Document Type: Regular Article
Department of Medical Nanotechnology, School of Advanced Medical Sciences and Technologies, Shiraz University of Medical Sciences, Shiraz, Iran
Department of Chemical Engineering, University of Mohaghegh Ardabili, P.O. Box 179, Ardabil, Iran
Department of Chemical Engineering, Hamedan University of Technology
Nitrobenzene (NB) has a wide range of usages as a chemical intermediate and also as a dye in printing applications.
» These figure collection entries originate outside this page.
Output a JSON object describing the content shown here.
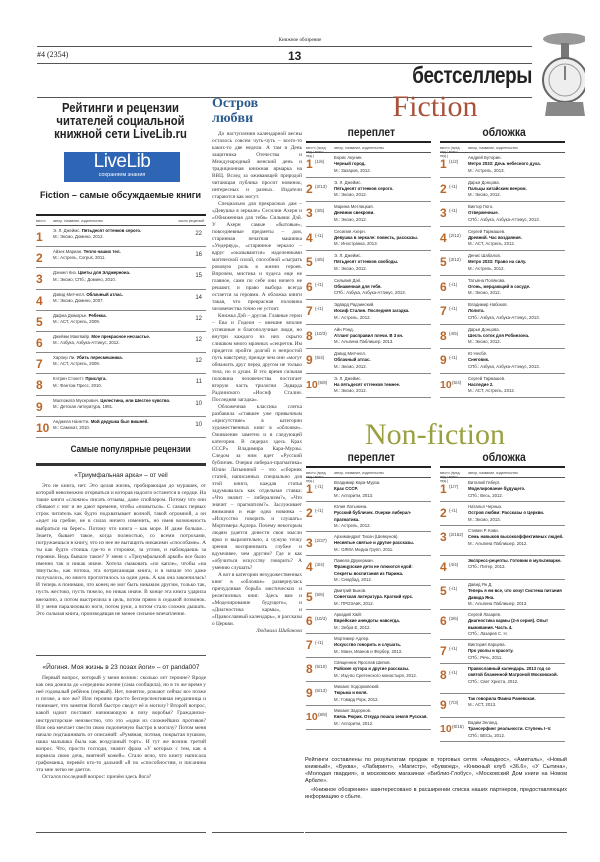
{
  "header": {
    "masthead": "Книжное обозрение",
    "issue": "#4 (2354)",
    "page": "13",
    "section": "бестселлеры"
  },
  "livelib": {
    "title": "Рейтинги и рецензии читателей социальной книжной сети LiveLib.ru",
    "logo_name": "LiveLib",
    "logo_tagline": "сохраняем знания",
    "table_title": "Fiction – самые обсуждаемые книги",
    "columns": [
      "место",
      "автор, название, издательство",
      "число рецензий"
    ],
    "rows": [
      {
        "place": "1",
        "author": "Э. Л. Джеймс.",
        "title": "Пятьдесят оттенков серого.",
        "pub": "М.: Эксмо, Домино, 2012.",
        "count": "22"
      },
      {
        "place": "2",
        "author": "Айзек Мариан.",
        "title": "Тепло наших тел.",
        "pub": "М.: Астрель, Corpus, 2011.",
        "count": "16"
      },
      {
        "place": "3",
        "author": "Дэниел Киз.",
        "title": "Цветы для Элджернона.",
        "pub": "М.: Эксмо; СПб.: Домино, 2010.",
        "count": "15"
      },
      {
        "place": "4",
        "author": "Дэвид Митчелл.",
        "title": "Облачный атлас.",
        "pub": "М.: Эксмо, Домино, 2007.",
        "count": "14"
      },
      {
        "place": "5",
        "author": "Дафна Дюморье.",
        "title": "Ребекка.",
        "pub": "М.: АСТ, Астрель, 2009.",
        "count": "12"
      },
      {
        "place": "6",
        "author": "Джейми Макгвайр.",
        "title": "Мое прекрасное несчастье.",
        "pub": "М.: Азбука, Азбука-Аттикус, 2012.",
        "count": "12"
      },
      {
        "place": "7",
        "author": "Харпер Ли.",
        "title": "Убить пересмешника.",
        "pub": "М.: АСТ, Астрель, 2009.",
        "count": "12"
      },
      {
        "place": "8",
        "author": "Кэтрин Стокетт.",
        "title": "Прислуга.",
        "pub": "М.: Фантом Пресс, 2010.",
        "count": "11"
      },
      {
        "place": "9",
        "author": "Малгожата Мусерович.",
        "title": "Целестина, или Шестое чувство.",
        "pub": "М.: Детская литература, 1981.",
        "count": "10"
      },
      {
        "place": "10",
        "author": "Анджела Нанетти.",
        "title": "Мой дедушка был вишней.",
        "pub": "М.: Самокат, 2010.",
        "count": "10"
      }
    ],
    "reviews_heading": "Самые популярные рецензии",
    "reviews": [
      {
        "title": "«Триумфальная арка» – от veil",
        "body": [
          "Это не книга, нет. Это целая жизнь, пробирающая до мурашек, от которой невозможно оторваться и которая надолго останется в сердце. На такие книги «сложно» писать отзывы, даже спойлером. Потому что они сбивают с ног и не дают времени, чтобы «помыться». С самых первых строк читатель как будто подхватывает волной, такой огромной, а он «идет на гребне, не в силах ничего изменить, но имея возможность выбраться на берег». Потому что книга – как море. И даже больше... Знаете, бывает такое, когда полностью, со всеми потрохами, погружаешься в книгу, что из нее не вытащить никакими «способами». А ты как будто стоишь где-то в сторонке, за углом, и наблюдаешь за героями. Ведь бывало такое? У меня с «Триумфальной аркой» все было именно так и никак иначе. Хотела смаковать «по капле», чтобы «на тянуться», как потока, эта потрясающая книга, и в начале это даже получалось, но много проглотилось за один день. А как она закончилась! И теперь я понимаю, что конец не мог быть никаким другим, только так, пусть жестоко, пусть тяжело, но никак иначе. В конце эта книга ударила внезапно, а потом выстрелила в цель, потом прямо в седьмой позвонок. И у меня парализовало ноги, потом руки, а потом стало сложно дышать. Это сильная книга, производящая не менее сильное впечатление."
        ]
      },
      {
        "title": "«Йогиня. Моя жизнь в 23 позах йоги» – от panda007",
        "body": [
          "Первый вопрос, который у меня возник: сколько лет героине? Вроде как она дожила до «середины жизни (сама сообщила), но в то же время у неё годовалый ребёнок (первый). Нет, понятно, рожают сейчас все позже и позже, а все же? Или героиня просто бесперспективная неудачница и понимает, что занятия йогой быстро сведут её в могилу? Второй вопрос, какой идиот поставит начинающую в позу воробья? Гражданско-инструкторские неизвестно, что это «одни из сложнейших противов? Или она мечтает свести свою подопечную быстро в могилу? Потом меня начало подташнивать от описаний: «Румяная, потная, покрытая пушком, наша малышка была как воздушный торт». И тут же возник третий вопрос. Что, прости господи, значит фраза «У которых с тем, как я кормила свою дочь, внятной кожей». Стало ясно, что книгу написала графоманка, перевёл кто-то дальний «й по «способностям, и писанина эта мне легко не дается.",
          "Остался последний вопрос: причём здесь йога?"
        ]
      }
    ]
  },
  "article": {
    "title": "Остров любви",
    "paragraphs": [
      "До наступления календарной весны осталось совсем чуть-чуть – всего-то каких-то две недели. А там и День защитника Отечества и Международный женский день и традиционная книжная ярмарка на ВВЦ. Вслед за оживающей природой читающая публика просит новинок, интересных и разных. Издатели стараются как могут.",
      "Специально для прекрасных дам – «Девушка в зеркале» Сесилии Ахерн и «Обнаженная для тебя» Сильвии Дэй. У Ахерн самые «бытовые», повседневные предметы – дом, старинная печатная машинка «Ундервуд», «старинное зеркало – вдруг «оказываются» наделенными магической силой, способной «сыграть роковую роль в жизни героев. Впрочем, мистика и чудеса еще не главное, сами по себе они ничего не решают, и право выбора всегда остается за героями. А обложка книги такая, что прекрасная половина человечества точно не устоит.",
      "Книжка Дэй – другая. Главные герои – Ева и Гидеон – внешне вполне успешные и благополучные люди, но внутри каждого из них скрыто слишком много мрачных «секретов. Им придется пройти долгий и непростой путь навстречу, прежде чем они «могут обнажить друг перед другом не только тела, но и души. В это время сильная половина человечества постигает вторую часть трилогии Эдварда Радзинского «Иосиф Сталин. Последняя загадка».",
      "Обложечная классика слегка разбавила «ставшее уже привычным «присутствие» в категории художественных книг в «обложке». Оживление заметно и в следующей категории. В лидерах здесь Крах СССР» Владимира Кара-Мурзы. Следом за ним идет «Русский бубличек. Очерки либерал-прагматика» Юлии Латыниной – это «сборник статей, написанных специально для этой книги, каждая статья задумывалась как отдельная ставка: «Что значит – либерализм?», «Что значит – прагматизм?». Заслуживает внимания и еще одна новинка – «Искусство говорить и слушать» Мортимера Адлера. Почему некоторым людям удается донести свои мысли ярко и выразительно, а чужую точку зрения воспринимать глубже и вдумчивее, чем другим? Где и как «обучиться искусству говорить? А умению слушать?",
      "А вот в категории нехудожественных книг в «обложке» развернулась причудливая борьба мистических и религиозных книг. Здесь вам и «Моделирование будущего», и «Диагностика кармы», и «Православный календарь», и рассказы о Церкви."
    ],
    "signature": "Людмила Шибанова"
  },
  "fiction": {
    "title": "Fiction",
    "col_hard": "переплет",
    "col_soft": "обложка",
    "head_place": "место (пред. нед./ всего нед.)",
    "head_info": "автор, название, издательство",
    "hard": [
      {
        "place": "1",
        "prev": "(1/6)",
        "author": "Борис Акунин.",
        "title": "Черный город.",
        "pub": "М.: Захаров, 2012."
      },
      {
        "place": "2",
        "prev": "(2/13)",
        "author": "Э. Л. Джеймс.",
        "title": "Пятьдесят оттенков серого.",
        "pub": "М.: Эксмо, 2012."
      },
      {
        "place": "3",
        "prev": "(3/5)",
        "author": "Марина Метлицкая.",
        "title": "Дневник свекрови.",
        "pub": "М.: Эксмо, 2012."
      },
      {
        "place": "4",
        "prev": "(-/1)",
        "author": "Сесилия Ахерн.",
        "title": "Девушка в зеркале: повесть, рассказы.",
        "pub": "М.: Иностранка, 2013."
      },
      {
        "place": "5",
        "prev": "(4/5)",
        "author": "Э. Л. Джеймс.",
        "title": "Пятьдесят оттенков свободы.",
        "pub": "М.: Эксмо, 2012."
      },
      {
        "place": "6",
        "prev": "(-/1)",
        "author": "Сильвия Дэй.",
        "title": "Обнаженная для тебя.",
        "pub": "СПб.: Азбука, Азбука-Аттикус, 2013."
      },
      {
        "place": "7",
        "prev": "(-/1)",
        "author": "Эдвард Радзинский.",
        "title": "Иосиф Сталин. Последняя загадка.",
        "pub": "М.: Астрель, 2012."
      },
      {
        "place": "8",
        "prev": "(10/3)",
        "author": "Айн Рэнд.",
        "title": "Атлант расправил плечи. В 3 кн.",
        "pub": "М.: Альпина Паблишер, 2013."
      },
      {
        "place": "9",
        "prev": "(5/4)",
        "author": "Дэвид Митчелл.",
        "title": "Облачный атлас.",
        "pub": "М.: Эксмо, 2012."
      },
      {
        "place": "10",
        "prev": "(6/8)",
        "author": "Э. Л. Джеймс.",
        "title": "На пятьдесят оттенков темнее.",
        "pub": "М.: Эксмо, 2012."
      }
    ],
    "soft": [
      {
        "place": "1",
        "prev": "(1/2)",
        "author": "Андрей Буторин.",
        "title": "Метро 2033: Дочь небесного духа.",
        "pub": "М.: Астрель, 2013."
      },
      {
        "place": "2",
        "prev": "(-/1)",
        "author": "Дарья Донцова.",
        "title": "Пальцы китайским веером.",
        "pub": "М.: Эксмо, 2012."
      },
      {
        "place": "3",
        "prev": "(-/1)",
        "author": "Виктор Гюго.",
        "title": "Отверженные.",
        "pub": "СПб.: Азбука, Азбука-Аттикус, 2013."
      },
      {
        "place": "4",
        "prev": "(2/12)",
        "author": "Сергей Тармашев.",
        "title": "Древний. Час воздаяния.",
        "pub": "М.: АСТ, Астрель, 2012."
      },
      {
        "place": "5",
        "prev": "(3/12)",
        "author": "Денис Шабалов.",
        "title": "Метро 2033: Право на силу.",
        "pub": "М.: Астрель, 2012."
      },
      {
        "place": "6",
        "prev": "(-/1)",
        "author": "Татьяна Полякова.",
        "title": "Огонь, мерцающий в сосуде.",
        "pub": "М.: Эксмо, 2012."
      },
      {
        "place": "7",
        "prev": "(-/1)",
        "author": "Владимир Набоков.",
        "title": "Лолита.",
        "pub": "СПб.: Азбука, Азбука-Аттикус, 2013."
      },
      {
        "place": "8",
        "prev": "(4/5)",
        "author": "Дарья Донцова.",
        "title": "Шесть соток для Робинзона.",
        "pub": "М.: Эксмо, 2012."
      },
      {
        "place": "9",
        "prev": "(-/1)",
        "author": "Ю Несбё.",
        "title": "Снеговик.",
        "pub": "СПб.: Азбука, Азбука-Аттикус, 2013."
      },
      {
        "place": "10",
        "prev": "(5/4)",
        "author": "Сергей Тармашев.",
        "title": "Наследие 2.",
        "pub": "М.: АСТ, Астрель, 2012."
      }
    ]
  },
  "nonfiction": {
    "title": "Non-fiction",
    "col_hard": "переплет",
    "col_soft": "обложка",
    "head_place": "место (пред. нед./ всего нед.)",
    "head_info": "автор, название, издательство",
    "hard": [
      {
        "place": "1",
        "prev": "(-/1)",
        "author": "Владимир Кара-Мурза.",
        "title": "Крах СССР.",
        "pub": "М.: Алгоритм, 2013."
      },
      {
        "place": "2",
        "prev": "(-/1)",
        "author": "Юлия Латынина.",
        "title": "Русский бубличек. Очерки либерал-прагматика.",
        "pub": "М.: Астрель, 2012."
      },
      {
        "place": "3",
        "prev": "(2/37)",
        "author": "Архимандрит Тихон (Шевкунов).",
        "title": "Несвятые святые и другие рассказы.",
        "pub": "М.: ОЛМА Медиа Групп, 2011."
      },
      {
        "place": "4",
        "prev": "(3/4)",
        "author": "Памела Друкерман.",
        "title": "Французские дети не плюются едой: Секреты воспитания из Парижа.",
        "pub": "М.: Синдбад, 2012."
      },
      {
        "place": "5",
        "prev": "(5/6)",
        "author": "Дмитрий Быков.",
        "title": "Советская литература. Краткий курс.",
        "pub": "М.: ПРОЗАиК, 2012."
      },
      {
        "place": "6",
        "prev": "(10/3)",
        "author": "Аркадий Хайт.",
        "title": "Еврейские анекдоты навсегда.",
        "pub": "М.: Зебра Е, 2012."
      },
      {
        "place": "7",
        "prev": "(-/1)",
        "author": "Мортимер Адлер.",
        "title": "Искусство говорить и слушать.",
        "pub": "М.: Манн, Иванов и Фербер, 2013."
      },
      {
        "place": "8",
        "prev": "(5/10)",
        "author": "Священник Ярослав Шипов.",
        "title": "Райские хутора и другие рассказы.",
        "pub": "М.: Изд-во Сретенского монастыря, 2012."
      },
      {
        "place": "9",
        "prev": "(6/13)",
        "author": "Михаил Ходорковский.",
        "title": "Тюрьма и воля.",
        "pub": "М.: Говард Рорк, 2012."
      },
      {
        "place": "10",
        "prev": "(8/8)",
        "author": "Михаил Задорнов.",
        "title": "Князь Рюрик. Откуда пошла земля Русская.",
        "pub": "М.: Алгоритм, 2012."
      }
    ],
    "soft": [
      {
        "place": "1",
        "prev": "(1/7)",
        "author": "Виталий Гиберт.",
        "title": "Моделирование будущего.",
        "pub": "СПб.: Весь, 2012."
      },
      {
        "place": "2",
        "prev": "(-/1)",
        "author": "Наталья Черных.",
        "title": "Остров любви: Рассказы о Церкви.",
        "pub": "М.: Эксмо, 2013."
      },
      {
        "place": "3",
        "prev": "(2/162)",
        "author": "Стивен Р. Кови.",
        "title": "Семь навыков высокоэффективных людей.",
        "pub": "М.: Альпина Паблишер, 2012."
      },
      {
        "place": "4",
        "prev": "(4/4)",
        "author": "",
        "title": "Экспресс-рецепты. Готовим в мультиварке.",
        "pub": "СПб.: Питер, 2013."
      },
      {
        "place": "5",
        "prev": "(-/1)",
        "author": "Давид Ян Д.",
        "title": "Теперь я ем все, что хочу! Система питания Давида Яна.",
        "pub": "М.: Альпина Паблишер, 2013."
      },
      {
        "place": "6",
        "prev": "(3/6)",
        "author": "Сергей Лазарев.",
        "title": "Диагностика кармы (2-я серия). Опыт выживания. Часть 4.",
        "pub": "СПб.: Лазарев С. Н."
      },
      {
        "place": "7",
        "prev": "(-/1)",
        "author": "Виктория Карцева.",
        "title": "Про уколы и красоту.",
        "pub": "СПб.: Речь, 2011."
      },
      {
        "place": "8",
        "prev": "(-/1)",
        "author": "",
        "title": "Православный календарь. 2013 год со святой блаженной Матроной Московской.",
        "pub": "СПб.: Свет Христа, 2012."
      },
      {
        "place": "9",
        "prev": "(7/3)",
        "author": "",
        "title": "Так говорила Фаина Раневская.",
        "pub": "М.: АСТ, 2013."
      },
      {
        "place": "10",
        "prev": "(8/15)",
        "author": "Вадим Зеланд.",
        "title": "Трансерфинг реальности. Ступень I–V.",
        "pub": "СПб.: ВЕСЬ, 2012."
      }
    ]
  },
  "footer": {
    "p1": "Рейтинги составлены по результатам продаж в торговых сетях «Амадеос», «Амиталь», «Новый книжный», «Буква», «Лабиринт», «Магистр», «Буквоед», «Книжный клуб «36.6», «У Сытина», «Молодая гвардия», в московских магазинах «Библио-Глобус», «Московский Дом книги на Новом Арбате».",
    "p2": "«Книжное обозрение» заинтересовано в расширении списка наших партнеров, предоставляющих информацию о сбыте."
  },
  "colors": {
    "place_number": "#b8662a",
    "fiction_title": "#a8523a",
    "nonfiction_title": "#9aa040",
    "article_title": "#2d5c8f",
    "livelib_blue": "#2f65b5"
  }
}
Despite its advantages, NB is harmful to human and animals and hence is an environmental pollutant. In this research, NB removal from water was studied via adsorption on graphene oxide (GO) coated by polythiophene (PT) nanoparticles. The resulting nanocomposite was characterized by XRD, FTIR, BET, and SEM. While the FTIR tests proved successful incorporation of PT, the SEM images displayed a relatively larger surface area compared to other studies. The BET analysis confirms this finding by reporting the surface area as 917.8 m2/g for the adsorbent. The adsorption mechanism was assessed by the Langmuir and Freundlich isotherms. The results show that the Freundlich isotherm better describes the adsorption process compared to the Langmuir isotherm. On the other hand, the pseudo-second-order kinetic model better regresses the experimental results, which indicates a chemical adsorption mechanism. The adsorption-desorption behavior of the samples was evaluated at optimized pH, time, adsorbent dosage, and eluent type. The results showed that the synthesized nanocomposite can efficiently remove NB from solutions in the pH range of 5.0 to 7.0, with the maximum adsorption capacity of 15.6 mg/g.